Doch dann musste sie sich der brutalsten Frage stellen: Wollte sie wirklich noch immer nach der Wahrheit suchen? Die Tatsache, dass es ein Rätsel gab, bedeutete nicht, dass sie es lösen musste. Wozu auch! Um weitere Belege dafür zu finden, dass unangenehme Menschen unangenehme Gedanken hatten, und dass angenehme Menschen sich als hoffnungslos mängelbehaftet erweisen konnten? Um ein weiteres Mal zu versuchen, in einem undurchdringlichen Heuhaufen eine schuldige Nadel zu finden? Um einem Polizisten entgegentreten zu müssen, der ihr niemals glauben würde? Und um der Auslöser weiterer Augenverrenkungen seitens eines die Geduld verlierenden Ehemannes zu werden?
Die Antwort, die sie darauf erhielt, überraschte sie. Ja, sie wollte wirklich weitermachen. Was für widerwärtige Dinge er auch getan haben mochte, hatte Edgar doch auch jenen Menschen gegenüber, die eine wichtige Rolle in seinem Leben gespielt hatten und denen er dankbar gewesen war, seine Anerkennung gezollt. In seinem Testament hatte er zumindest versucht, es ihnen zu vergelten. Wenn sie jetzt nicht weitermachte, würde sie ihm den gleichen Respekt versagen. Sie hatte ihre Ermittlung aufgenommen, um die Rolle zu würdigen, die er in ihrer Entwicklung gespielt hatte; diese Rolle existierte nach wie vor, also durfte die Ermittlung nicht abgebrochen werden.

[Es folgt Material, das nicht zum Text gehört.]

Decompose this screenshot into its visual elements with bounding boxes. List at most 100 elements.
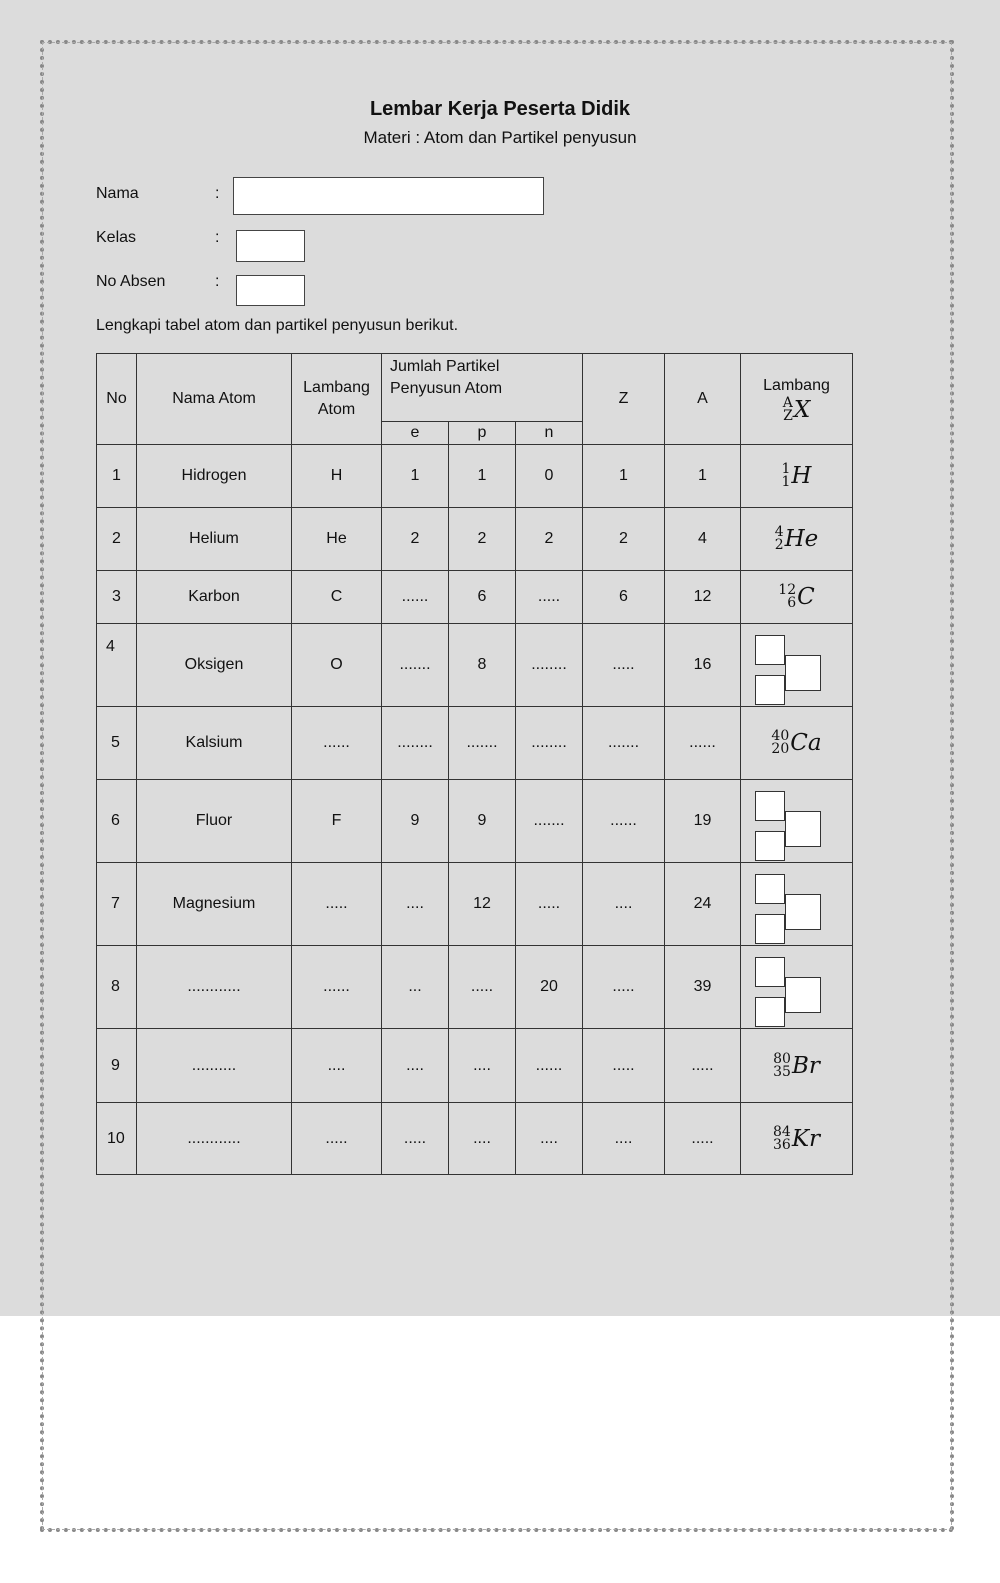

Sie würde zu den Büchern zurückkehren. Sie brauchte keine neuen Hypothesen auszukochen: Sie konnte einfach dort weitermachen und sehen, was sich so ergab. Sie konnte die Augen offenhalten und dann darauf achten, dass jede ihrer Ideen das Resultat von Vernunftschlüssen wäre – also das war ein schönes altes Wort für Detektivinnen! Sie würde Vernunftschlüsse ziehen. Und schließlich war sie mit der Katalogisierung ja noch nicht fertig. Der Katalogisierung, mit der Edgar sie letztwillig betraut hatte. Sie würde ohne irgendwelche Erwartungen in die Bibliothek zurückkehren, und sie würde den Job zu Ende bringen. Beziehungsweise – sie korrigierte sich und ballte dabei die Hand zufrieden um eine Orange – beide Jobs zu Ende bringen.